International Migrants Day 2018

Today is International Migrants Day.

This day was proclaimed by the UN General Assembly on 18th December 2000, in response to a large and increasing number of migrants across the world. With the so-called “refugee crisis” ongoing and dramatically influencing politics across the world, International Migrants Day is more prevalent today than ever.

“Migrant”- a person who moves from one place to another. Expats. Refugees. Workers. Students. Holidaymakers. Asylum seekers. People.

“Throughout human history, migration has been a courageous expression of the individual’s will to overcome adversity and to live a better life. Today, globalization, together with advances in communications and transportation, has greatly increased the number of people who have the desire and the capacity to move to other places.” – United Nations.

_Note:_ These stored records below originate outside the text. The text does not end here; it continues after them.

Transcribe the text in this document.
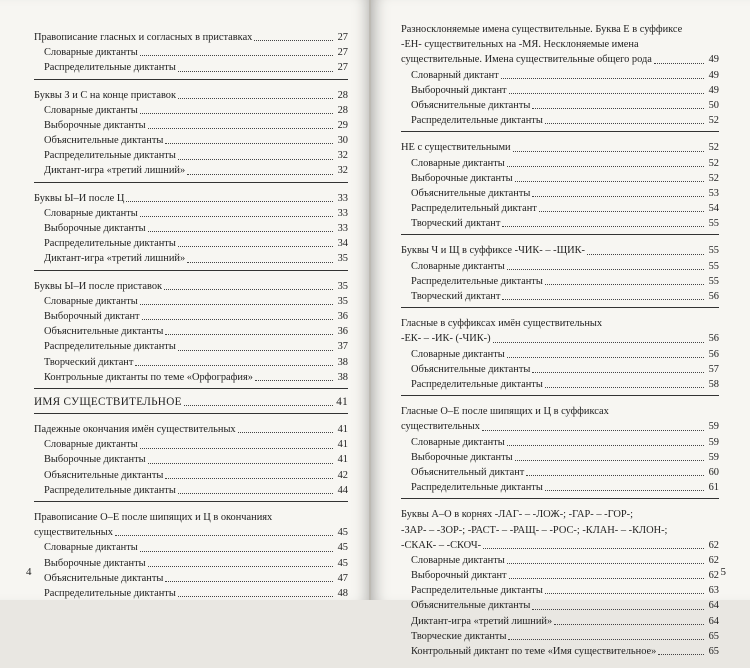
Правописание гласных и согласных в приставках	27
Словарные диктанты	27
Распределительные диктанты	27
Буквы З и С на конце приставок	28
Словарные диктанты	28
Выборочные диктанты	29
Объяснительные диктанты	30
Распределительные диктанты	32
Диктант-игра «третий лишний»	32
Буквы Ы–И после Ц	33
Словарные диктанты	33
Выборочные диктанты	33
Распределительные диктанты	34
Диктант-игра «третий лишний»	35
Буквы Ы–И после приставок	35
Словарные диктанты	35
Выборочный диктант	36
Объяснительные диктанты	36
Распределительные диктанты	37
Творческий диктант	38
Контрольные диктанты по теме «Орфография»	38
ИМЯ СУЩЕСТВИТЕЛЬНОЕ	41
Падежные окончания имён существительных	41
Словарные диктанты	41
Выборочные диктанты	41
Объяснительные диктанты	42
Распределительные диктанты	44
Правописание О–Е после шипящих и Ц в окончаниях
существительных	45
Словарные диктанты	45
Выборочные диктанты	45
Объяснительные диктанты	47
Распределительные диктанты	48
4
Разносклоняемые имена существительные. Буква Е в суффиксе
-ЕН- существительных на -МЯ. Несклоняемые имена
существительные. Имена существительные общего рода	49
Словарный диктант	49
Выборочный диктант	49
Объяснительные диктанты	50
Распределительные диктанты	52
НЕ с существительными	52
Словарные диктанты	52
Выборочные диктанты	52
Объяснительные диктанты	53
Распределительный диктант	54
Творческий диктант	55
Буквы Ч и Щ в суффиксе -ЧИК- – -ЩИК-	55
Словарные диктанты	55
Распределительные диктанты	55
Творческий диктант	56
Гласные в суффиксах имён существительных
-ЕК- – -ИК- (-ЧИК-)	56
Словарные диктанты	56
Объяснительные диктанты	57
Распределительные диктанты	58
Гласные О–Е после шипящих и Ц в суффиксах
существительных	59
Словарные диктанты	59
Выборочные диктанты	59
Объяснительный диктант	60
Распределительные диктанты	61
Буквы А–О в корнях -ЛАГ- – -ЛОЖ-; -ГАР- – -ГОР-;
-ЗАР- – -ЗОР-; -РАСТ- – -РАЩ- – -РОС-; -КЛАН- – -КЛОН-;
-СКАК- – -СКОЧ-	62
Словарные диктанты	62
Выборочный диктант	62
Распределительные диктанты	63
Объяснительные диктанты	64
Диктант-игра «третий лишний»	64
Творческие диктанты	65
Контрольный диктант по теме «Имя существительное»	65
5
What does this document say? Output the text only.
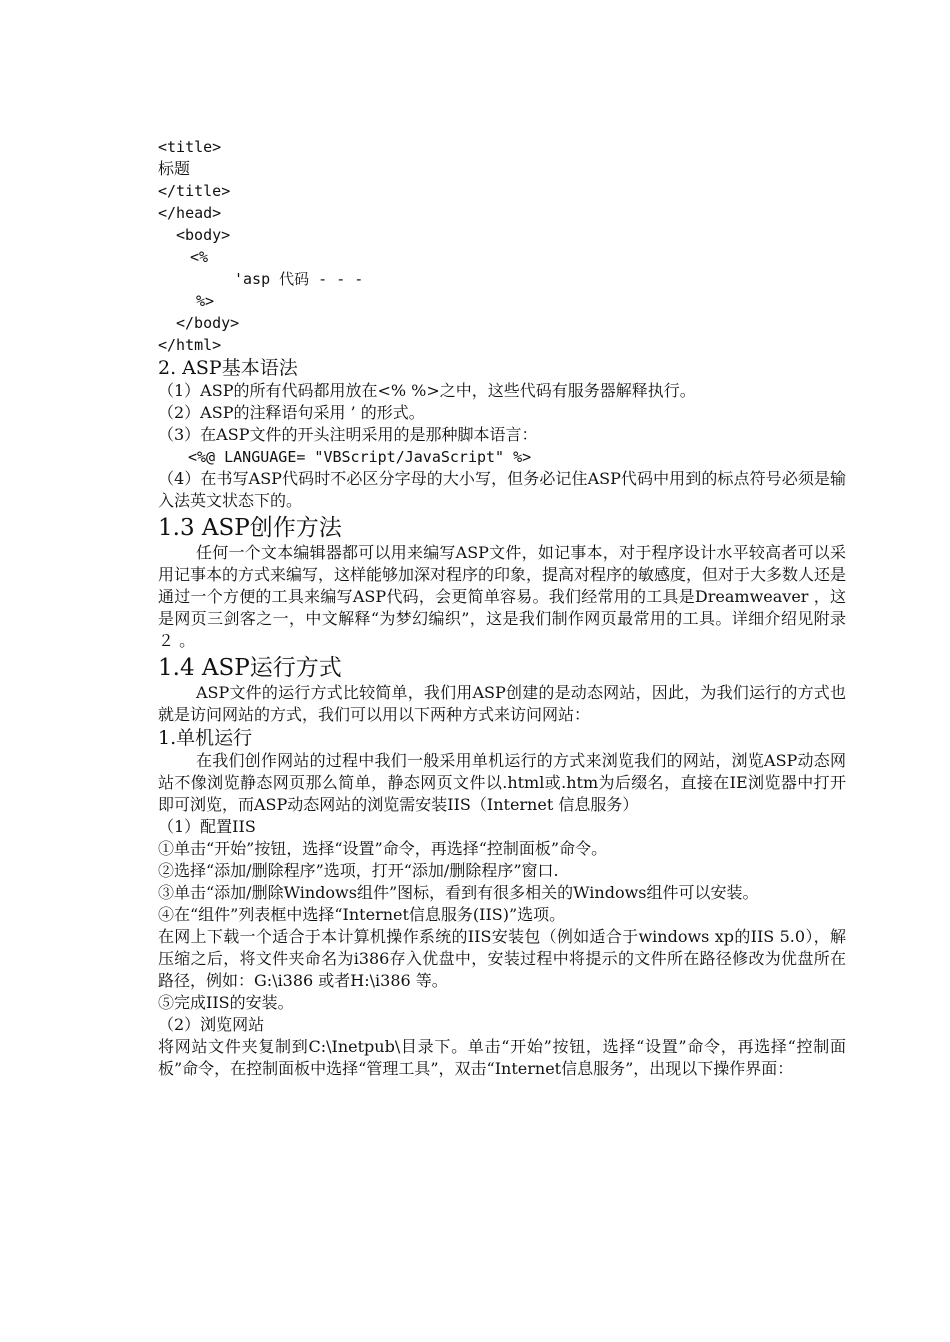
<title>
标题
</title>
</head>
<body>
<%
'asp 代码 - - -
%>
</body>
</html>
2. ASP基本语法
（1）ASP的所有代码都用放在<% %>之中，这些代码有服务器解释执行。
（2）ASP的注释语句采用 ’ 的形式。
（3）在ASP文件的开头注明采用的是那种脚本语言：
<%@ LANGUAGE= "VBScript/JavaScript" %>
（4）在书写ASP代码时不必区分字母的大小写，但务必记住ASP代码中用到的标点符号必须是输入法英文状态下的。
1.3 ASP创作方法
任何一个文本编辑器都可以用来编写ASP文件，如记事本，对于程序设计水平较高者可以采用记事本的方式来编写，这样能够加深对程序的印象，提高对程序的敏感度，但对于大多数人还是通过一个方便的工具来编写ASP代码，会更简单容易。我们经常用的工具是Dreamweaver ，这是网页三剑客之一，中文解释“为梦幻编织”，这是我们制作网页最常用的工具。详细介绍见附录２ 。
1.4 ASP运行方式
ASP文件的运行方式比较简单，我们用ASP创建的是动态网站，因此，为我们运行的方式也就是访问网站的方式，我们可以用以下两种方式来访问网站：
1.单机运行
在我们创作网站的过程中我们一般采用单机运行的方式来浏览我们的网站，浏览ASP动态网站不像浏览静态网页那么简单，静态网页文件以.html或.htm为后缀名，直接在IE浏览器中打开即可浏览，而ASP动态网站的浏览需安装IIS（Internet 信息服务）
（1）配置IIS
①单击“开始”按钮，选择“设置”命令，再选择“控制面板”命令。
②选择“添加/删除程序”选项，打开“添加/删除程序”窗口.
③单击“添加/删除Windows组件”图标，看到有很多相关的Windows组件可以安装。
④在“组件”列表框中选择“Internet信息服务(IIS)”选项。
在网上下载一个适合于本计算机操作系统的IIS安装包（例如适合于windows xp的IIS 5.0），解压缩之后，将文件夹命名为i386存入优盘中，安装过程中将提示的文件所在路径修改为优盘所在路径，例如：G:\i386 或者H:\i386 等。
⑤完成IIS的安装。
（2）浏览网站
将网站文件夹复制到C:\Inetpub\目录下。单击“开始”按钮，选择“设置”命令，再选择“控制面板”命令，在控制面板中选择“管理工具”，双击“Internet信息服务”，出现以下操作界面：
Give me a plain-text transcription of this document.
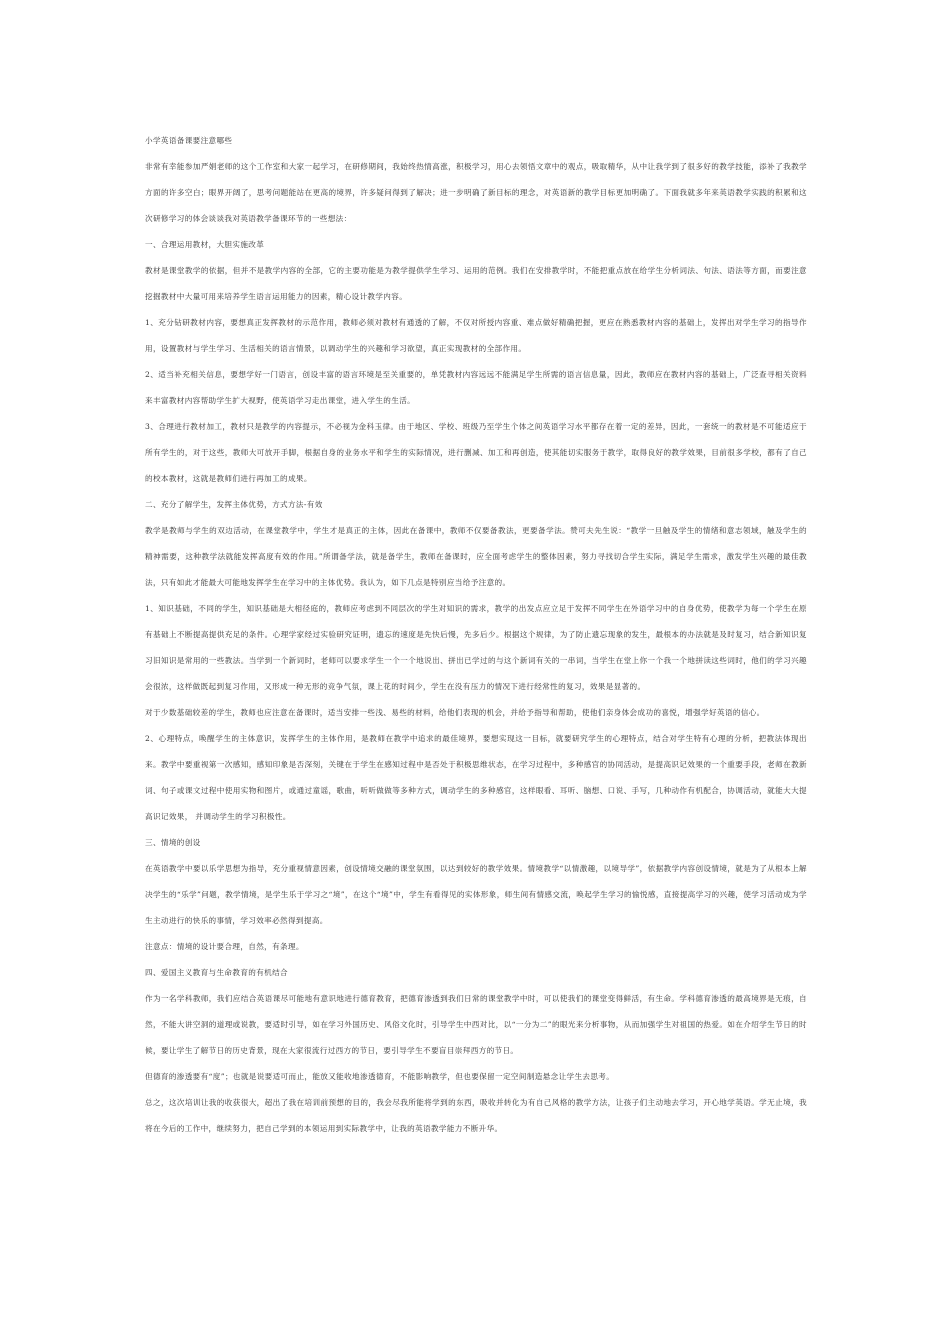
小学英语备课要注意哪些

非常有幸能参加严娟老师的这个工作室和大家一起学习，在研修期间，我始终热情高涨，积极学习，用心去领悟文章中的观点，吸取精华，从中让我学到了很多好的教学技能，添补了我教学方面的许多空白；眼界开阔了，思考问题能站在更高的境界，许多疑问得到了解决；进一步明确了新目标的理念，对英语新的教学目标更加明确了。下面我就多年来英语教学实践的积累和这次研修学习的体会谈谈我对英语教学备课环节的一些想法：

一、合理运用教材，大胆实施改革

教材是课堂教学的依据，但并不是教学内容的全部，它的主要功能是为教学提供学生学习、运用的范例。我们在安排教学时，不能把重点放在给学生分析词法、句法、语法等方面，而要注意挖掘教材中大量可用来培养学生语言运用能力的因素，精心设计教学内容。

1、充分钻研教材内容，要想真正发挥教材的示范作用，教师必须对教材有通透的了解，不仅对所授内容重、难点做好精确把握，更应在熟悉教材内容的基础上，发挥出对学生学习的指导作用，设置教材与学生学习、生活相关的语言情景，以调动学生的兴趣和学习欲望，真正实现教材的全部作用。

2、适当补充相关信息，要想学好一门语言，创设丰富的语言环境是至关重要的，单凭教材内容远远不能满足学生所需的语言信息量，因此，教师应在教材内容的基础上，广泛查寻相关资料来丰富教材内容帮助学生扩大视野，使英语学习走出课堂，进入学生的生活。

3、合理进行教材加工，教材只是教学的内容提示，不必视为金科玉律。由于地区、学校、班级乃至学生个体之间英语学习水平都存在着一定的差异，因此，一套统一的教材是不可能适应于所有学生的，对于这些，教师大可放开手脚，根据自身的业务水平和学生的实际情况，进行删减、加工和再创造，使其能切实服务于教学，取得良好的教学效果，目前很多学校，都有了自己的校本教材，这就是教师们进行再加工的成果。

二、充分了解学生，发挥主体优势，方式方法-有效

教学是教师与学生的双边活动，在课堂教学中，学生才是真正的主体，因此在备课中，教师不仅要备教法，更要备学法。赞可夫先生说：“教学一旦触及学生的情绪和意志领域，触及学生的精神需要，这种教学法就能发挥高度有效的作用。”所谓备学法，就是备学生，教师在备课时，应全面考虑学生的整体因素，努力寻找切合学生实际，满足学生需求，激发学生兴趣的最佳教法，只有如此才能最大可能地发挥学生在学习中的主体优势。我认为，如下几点是特别应当给予注意的。

1、知识基础，不同的学生，知识基础是大相径庭的，教师应考虑到不同层次的学生对知识的需求，教学的出发点应立足于发挥不同学生在外语学习中的自身优势，使教学为每一个学生在原有基础上不断提高提供充足的条件。心理学家经过实验研究证明，遗忘的速度是先快后慢，先多后少。根据这个规律，为了防止遗忘现象的发生，最根本的办法就是及时复习，结合新知识复习旧知识是常用的一些教法。当学到一个新词时，老师可以要求学生一个一个地说出、拼出已学过的与这个新词有关的一串词，当学生在堂上你一个我一个地拼读这些词时，他们的学习兴趣会很浓，这样做既起到复习作用，又形成一种无形的竞争气氛，课上花的时间少，学生在没有压力的情况下进行经常性的复习，效果是显著的。

对于少数基础较差的学生，教师也应注意在备课时，适当安排一些浅、易些的材料，给他们表现的机会，并给予指导和帮助，使他们亲身体会成功的喜悦，增强学好英语的信心。

2、心理特点，唤醒学生的主体意识，发挥学生的主体作用，是教师在教学中追求的最佳境界，要想实现这一目标，就要研究学生的心理特点，结合对学生特有心理的分析，把教法体现出来。教学中要重视第一次感知，感知印象是否深刻，关键在于学生在感知过程中是否处于积极思维状态，在学习过程中，多种感官的协同活动，是提高识记效果的一个重要手段，老师在教新词、句子或课文过程中使用实物和图片，或通过童谣，歌曲，听听做做等多种方式，调动学生的多种感官，这样眼看、耳听、脑想、口说、手写，几种动作有机配合，协调活动，就能大大提高识记效果， 并调动学生的学习积极性。

三、情境的创设

在英语教学中要以乐学思想为指导，充分重视情意因素，创设情境交融的课堂氛围，以达到较好的教学效果。情境教学“以情激趣，以境导学”，依据教学内容创设情境，就是为了从根本上解决学生的“乐学”问题，教学情境，是学生乐于学习之“境”，在这个“境”中，学生有看得见的实体形象，师生间有情感交流，唤起学生学习的愉悦感，直接提高学习的兴趣，使学习活动成为学生主动进行的快乐的事情，学习效率必然得到提高。

注意点：情境的设计要合理，自然，有条理。

四、爱国主义教育与生命教育的有机结合

作为一名学科教师，我们应结合英语课尽可能地有意识地进行德育教育，把德育渗透到我们日常的课堂教学中时，可以使我们的课堂变得鲜活，有生命。学科德育渗透的最高境界是无痕，自然，不能大讲空洞的道理或说教，要适时引导，如在学习外国历史、风俗文化时，引导学生中西对比，以“一分为二”的眼光来分析事物，从而加强学生对祖国的热爱。如在介绍学生节日的时候，要让学生了解节日的历史背景，现在大家很流行过西方的节日，要引导学生不要盲目崇拜西方的节日。

但德育的渗透要有“度”；也就是说要适可而止，能放又能收地渗透德育，不能影响教学，但也要保留一定空间制造悬念让学生去思考。

总之，这次培训让我的收获很大，超出了我在培训前预想的目的，我会尽我所能将学到的东西，吸收并转化为有自己风格的教学方法，让孩子们主动地去学习，开心地学英语。学无止境，我将在今后的工作中，继续努力，把自己学到的本领运用到实际教学中，让我的英语教学能力不断升华。
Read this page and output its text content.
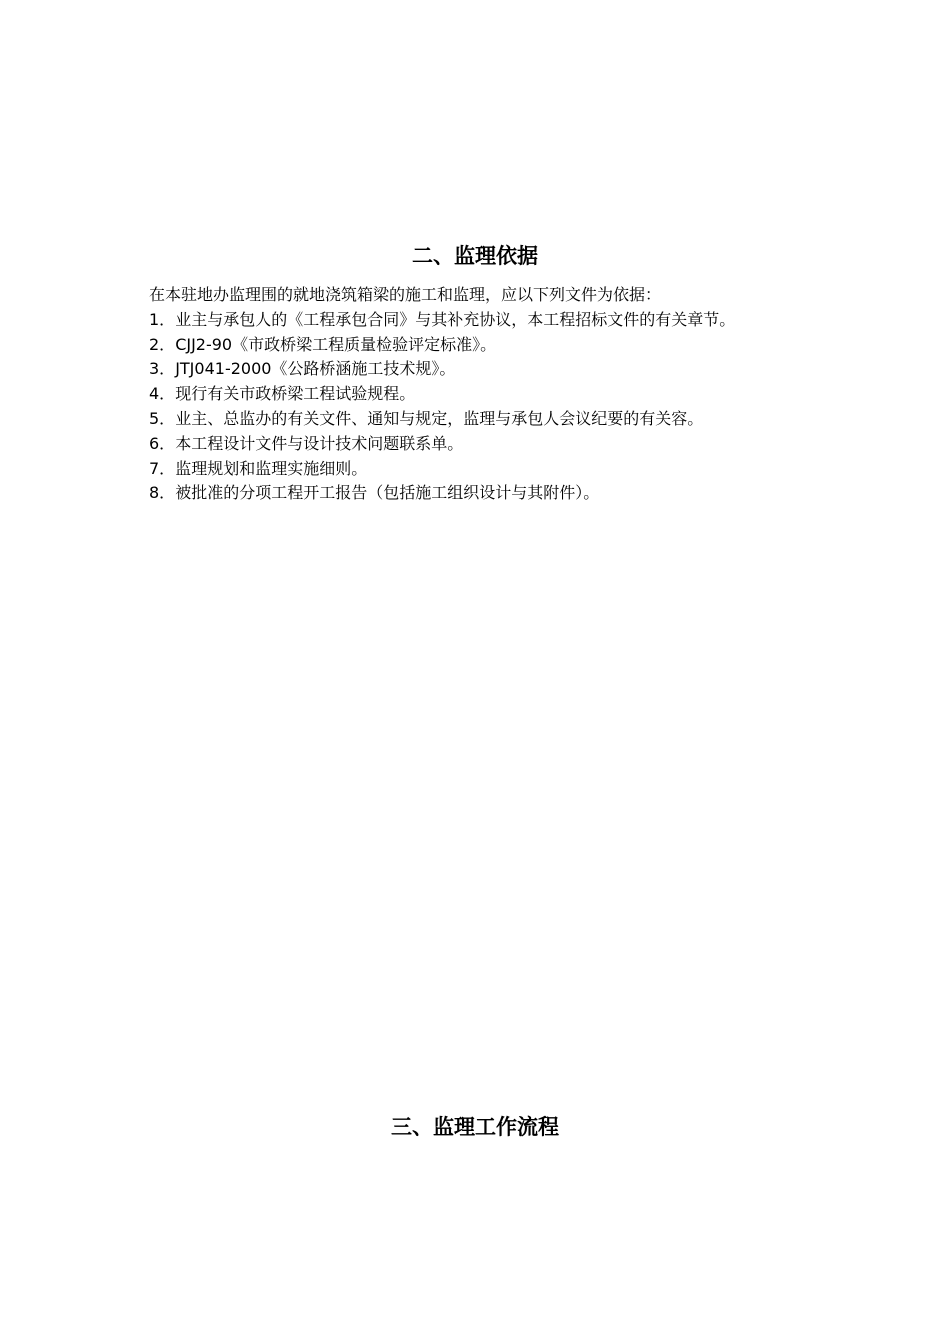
二、监理依据
在本驻地办监理围的就地浇筑箱梁的施工和监理，应以下列文件为依据：
1．业主与承包人的《工程承包合同》与其补充协议，本工程招标文件的有关章节。
2．CJJ2-90《市政桥梁工程质量检验评定标准》。
3．JTJ041-2000《公路桥涵施工技术规》。
4．现行有关市政桥梁工程试验规程。
5．业主、总监办的有关文件、通知与规定，监理与承包人会议纪要的有关容。
6．本工程设计文件与设计技术问题联系单。
7．监理规划和监理实施细则。
8．被批准的分项工程开工报告（包括施工组织设计与其附件）。
三、监理工作流程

This week, 164 countries signed the UN’s Global Pact on Migration in Marrakech, although this has been eclipsed by the refusal of key players such as the USA, Australia, Hungary, Austria and Italy to agree to the deal. Protests against the migration pact in Belgium over the weekend turned violent, amid fears drummed up by far-right movements that the deal could lead to more migration into Europe. MSF’s rescue operation in the Mediterranean was forced to cease earlier this month. Over 2000 people have died or gone missing in the Med this year, and the loss of MSF’s rescue mission means that Europe is complicit in these deaths and the countless more which will follow as a result. Hungary made the act of helping migrants illegal in June. In the UK, the hostile environment rages on, with Brexit providing a comfortable mask for anti-immigration beliefs and policies. A recent report on police brutality at our border was largely ignored. And this week's Immigration White Paper reveals that, post-Brexit, “EU migrants” will be expected to earn over £30,000 – in an attack on supposedly “low-skilled migrants”, the likes of which includes doctors, nurses and teachers.

Here in Glasgow, we are exposing a worrying distrust in the asylum accommodation system, among dispersal communities and those it is supposed to be protecting. A damning report finds that the system is degrading and may not be fit for purpose, and that some stretched local authorities are considering withdrawing from the dispersal scheme.

Our CEO Sabir Zazai says: "The Committee is right to describe the ‘deepening, systemic distrust’ that local authorities and communities have towards the Home Office on this issue. For almost ten years now, the Home Office has operated this service through large private sector companies who have shown themselves to be unaccountable to the communities within which they operate. This distrust has deepened to such an extent that community-based dispersal has been imperilled by Home office neglect.”

This evening at 6pm, at the steps of Buchanan Street, and across the UK, activists will stand in solidarity with the Stansted 15, a group of people who stopped a secret charter flight from deporting precarious migrants to destitution, persecution, and death. They face obscure terrorism charges and potential life imprisonment, despite the Home Office attempting to deport people on that flight whose asylum claim was still being processed, and people who have since had their right to asylum from persecution recognised. The Stansted 15 were convicted on International Human Rights Day, and so on International Migrants Day, we stand with them.

Helping migrants is not a crime. Being a migrant is not a crime. No one is illegal.